El 30 de diciembre de 2020 se legalizó la interrupción voluntaria del embarazo en Argentina. Décadas de esfuerzo, estrategia y dolor de mujeres y disidencias sexuales, décadas transformando a la sociedad desde las entrañas para sacudirle ese putrefacto olor a hombre violento, meses eternos de pañuelos verdes multiplicándose por nuestros barrios tuvieron, por fin, impacto jurídico. Los papeles empezaron a decir lo que millones de cuerpos exigían.

Estaba solo en mi casa esa madrugada. Y pensé en tantas cosas. En las mujeres que amé, en las compañeras que celebraban en las calles, en las que murieron fuera de la ley. También pensé en ella. En qué estaría pensando. En que me parecía lógico y justo que mis argumentos jamás la hubieran convencido: después de todo, soy un hombre heterosexual. Lo que realmente me atravesaba (y nunca me hubiera animado a preguntarle) era qué pensaba ella sobre las millones de mujeres que se habían puesto en peligro para evitar que otras siguieran muriendo. Pensaba que ojalá ellas sí la hubieran podido conmover. Pensaba que ellas sí merecen ser escuchadas. 

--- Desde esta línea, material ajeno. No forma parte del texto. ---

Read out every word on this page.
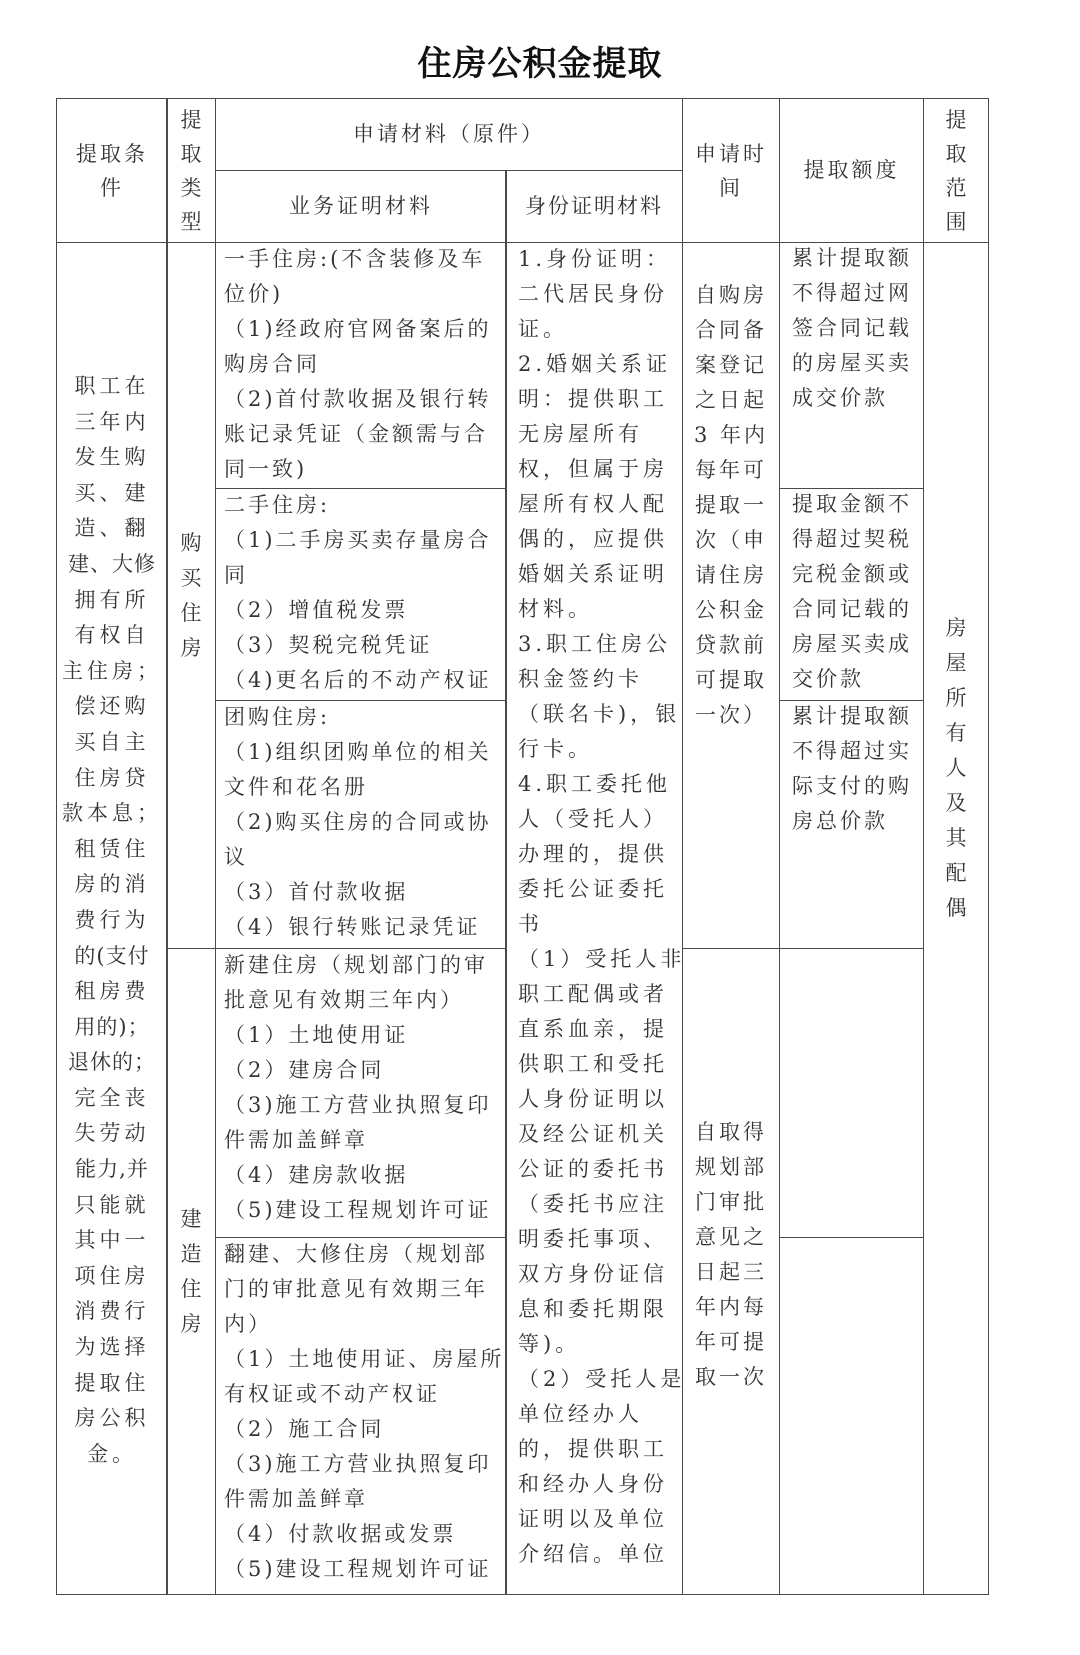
住房公积金提取
提取条件
提
取
类
型
申请材料（原件）
业务证明材料	身份证明材料
申请时
间
提取额度
提
取
范
围
职工在
三年内
发生购
买、建
造、翻
建、大修
拥有所
有权自
主住房；
偿还购
买自主
住房贷
款本息；
租赁住
房的消
费行为
的(支付
租房费
用的)；
退休的；
完全丧
失劳动
能力,并
只能就
其中一
项住房
消费行
为选择
提取住
房公积
金。
购
买
住
房
建
造
住
房
一手住房:(不含装修及车
位价)
（1)经政府官网备案后的
购房合同
（2)首付款收据及银行转
账记录凭证（金额需与合
同一致)
二手住房:
（1)二手房买卖存量房合
同
（2）增值税发票
（3）契税完税凭证
（4)更名后的不动产权证
团购住房:
（1)组织团购单位的相关
文件和花名册
（2)购买住房的合同或协
议
（3）首付款收据
（4）银行转账记录凭证
新建住房（规划部门的审
批意见有效期三年内）
（1）土地使用证
（2）建房合同
（3)施工方营业执照复印
件需加盖鲜章
（4）建房款收据
（5)建设工程规划许可证
翻建、大修住房（规划部
门的审批意见有效期三年
内）
（1）土地使用证、房屋所
有权证或不动产权证
（2）施工合同
（3)施工方营业执照复印
件需加盖鲜章
（4）付款收据或发票
（5)建设工程规划许可证
1.身份证明：
二代居民身份
证。
2.婚姻关系证
明：提供职工
无房屋所有
权，但属于房
屋所有权人配
偶的，应提供
婚姻关系证明
材料。
3.职工住房公
积金签约卡
（联名卡)，银
行卡。
4.职工委托他
人（受托人）
办理的，提供
委托公证委托
书
（1）受托人非
职工配偶或者
直系血亲，提
供职工和受托
人身份证明以
及经公证机关
公证的委托书
（委托书应注
明委托事项、
双方身份证信
息和委托期限
等)。
（2）受托人是
单位经办人
的，提供职工
和经办人身份
证明以及单位
介绍信。单位
自购房
合同备
案登记
之日起
3 年内
每年可
提取一
次（申
请住房
公积金
贷款前
可提取
一次）
自取得
规划部
门审批
意见之
日起三
年内每
年可提
取一次
累计提取额
不得超过网
签合同记载
的房屋买卖
成交价款
提取金额不
得超过契税
完税金额或
合同记载的
房屋买卖成
交价款
累计提取额
不得超过实
际支付的购
房总价款
房
屋
所
有
人
及
其
配
偶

En medio de esas emociones, escribí un texto en el que recordé aquella tarde y aquella puertita de Capital. Quería, de alguna manera, acercarme también a ella. Abrí el Instagram para publicarlo y entonces vi, en su muro, en sus fotos, algo verde, todo verde: “Legal, seguro, gratuito”, celebraba ella y, seguramente, también lloraba. Y entonces yo también lloré. Y celebré que, esta vez, no estuviera obligada a llorar en silencio.